It took me 87 clicks to get a number between 1 and 5. If I managed to have similar RNG throughout all 12, it'd take me 1044 FATEs to complete. Obviously I could have better, or worse, RNG.
Edit:
Set 1
Atma 1 - 87
Atma 2 - 16
Atma 3 - 53
Atma 4 - 13
Atma 5 - 8
Atma 6 - 16
Atma 7 - 3
Atma 8 - 6
Atma 9 - 5
Atma 10 - 9
Atma 11 - 107 (Personally I call this one Western La Noscea *grumbles*)
Atma 12 - 2
This would have been a total of 325 FATEs if we were doing that instead of using a random number generator (which is literally what the system is using). There's no consistency in any of this. All 12 of those could have just as easily been 100+ as 10 or less. I'd personally much rather have a set 'do 50 FATEs' in X zone. Hell, I'd be fine with 75, or 100. At least then I'd KNOW my progress was being counted towards it. I'd KNOW there was a goal in sight instead of 'hoping' that it managed to drop on the next fate after doing that 106th one. I'm sure if you repeat the process enough times you'll eventually have some that end up all being over 100. That's the nature of RNG. Eventually, at some point int the sample you'll have something that's extremely shitty, and something that's really good. Having it set to a specific number per zone seems perfectly reasonable to me instead of leaving those few that DO catch the bad RNG to do the 1200+ FATEs.
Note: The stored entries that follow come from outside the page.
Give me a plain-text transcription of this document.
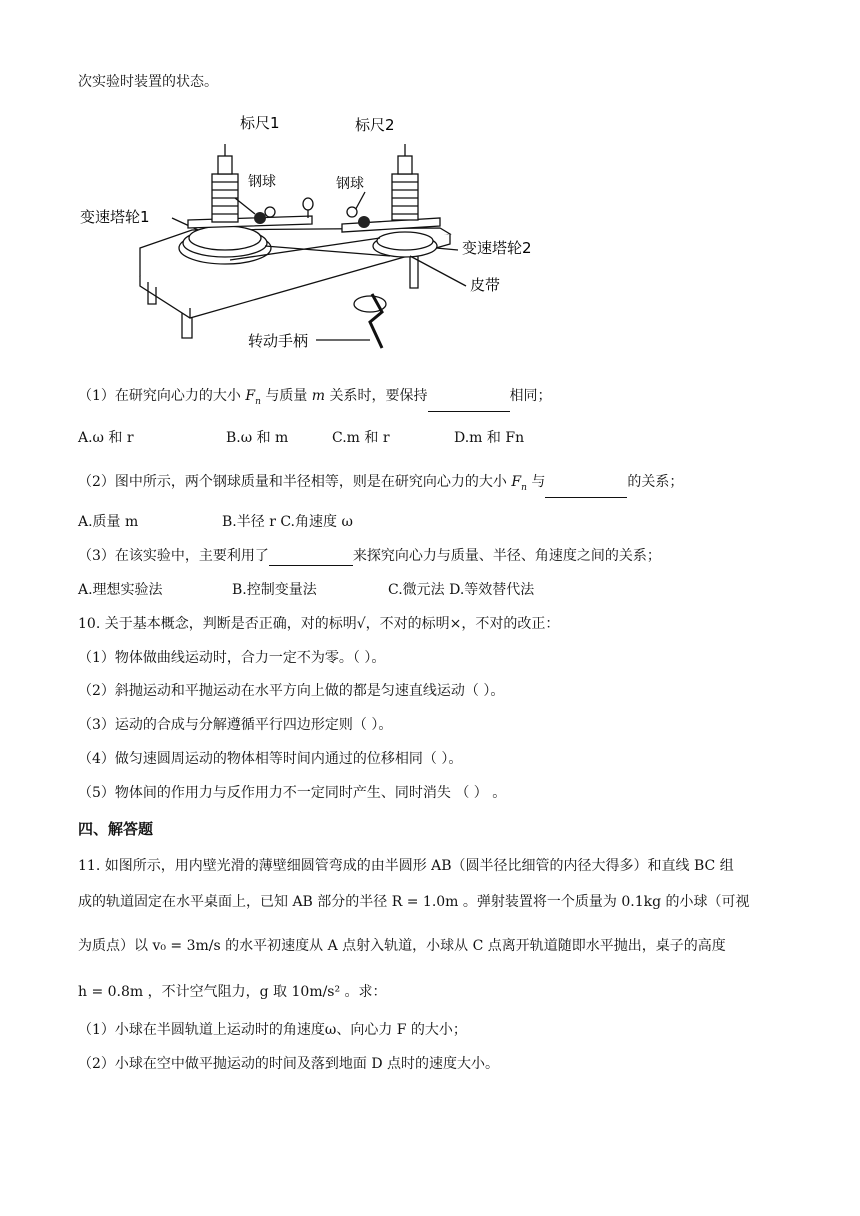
次实验时装置的状态。
标尺1	标尺2
钢球	钢球
变速塔轮1
变速塔轮2
皮带
转动手柄
（1）在研究向心力的大小 $F_n$ 与质量 m 关系时，要保持	相同；
A.ω 和 r	B.ω 和 m	C.m 和 r	D.m 和 Fn
（2）图中所示，两个钢球质量和半径相等，则是在研究向心力的大小 $F_n$ 与	的关系；
A.质量 m	B.半径 r C.角速度 ω
（3）在该实验中，主要利用了	来探究向心力与质量、半径、角速度之间的关系；
A.理想实验法	B.控制变量法	C.微元法 D.等效替代法
10. 关于基本概念，判断是否正确，对的标明√，不对的标明×，不对的改正：
（1）物体做曲线运动时，合力一定不为零。（ ）。
（2）斜抛运动和平抛运动在水平方向上做的都是匀速直线运动（ ）。
（3）运动的合成与分解遵循平行四边形定则（ ）。
（4）做匀速圆周运动的物体相等时间内通过的位移相同（ ）。
（5）物体间的作用力与反作用力不一定同时产生、同时消失 （ ） 。
四、解答题
11. 如图所示，用内壁光滑的薄壁细圆管弯成的由半圆形 AB（圆半径比细管的内径大得多）和直线 BC 组
成的轨道固定在水平桌面上，已知 AB 部分的半径 R = 1.0m 。弹射装置将一个质量为 0.1kg 的小球（可视
为质点）以 v₀ = 3m/s 的水平初速度从 A 点射入轨道，小球从 C 点离开轨道随即水平抛出，桌子的高度
h = 0.8m ，不计空气阻力，g 取 10m/s² 。求：
（1）小球在半圆轨道上运动时的角速度ω、向心力 F 的大小；
（2）小球在空中做平抛运动的时间及落到地面 D 点时的速度大小。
Edit 2: Second set took 237. I'll be keeping the number of rolls each individual 'atma' took and continue editing to show total number of rolls per set until I get bored I suppose. It will very likely average out to something reasonable for most sets, but I'm banking on there being some that will be ridiculously low, and others that will be ridiculously high (since that's the nature of RNG). The issue with the system isn't with the people who fall into the lucky - average, it's the few who are getting the shit end of the RNG stick. There is absolutely no reason some should be able to go 200 when others can go 1000+.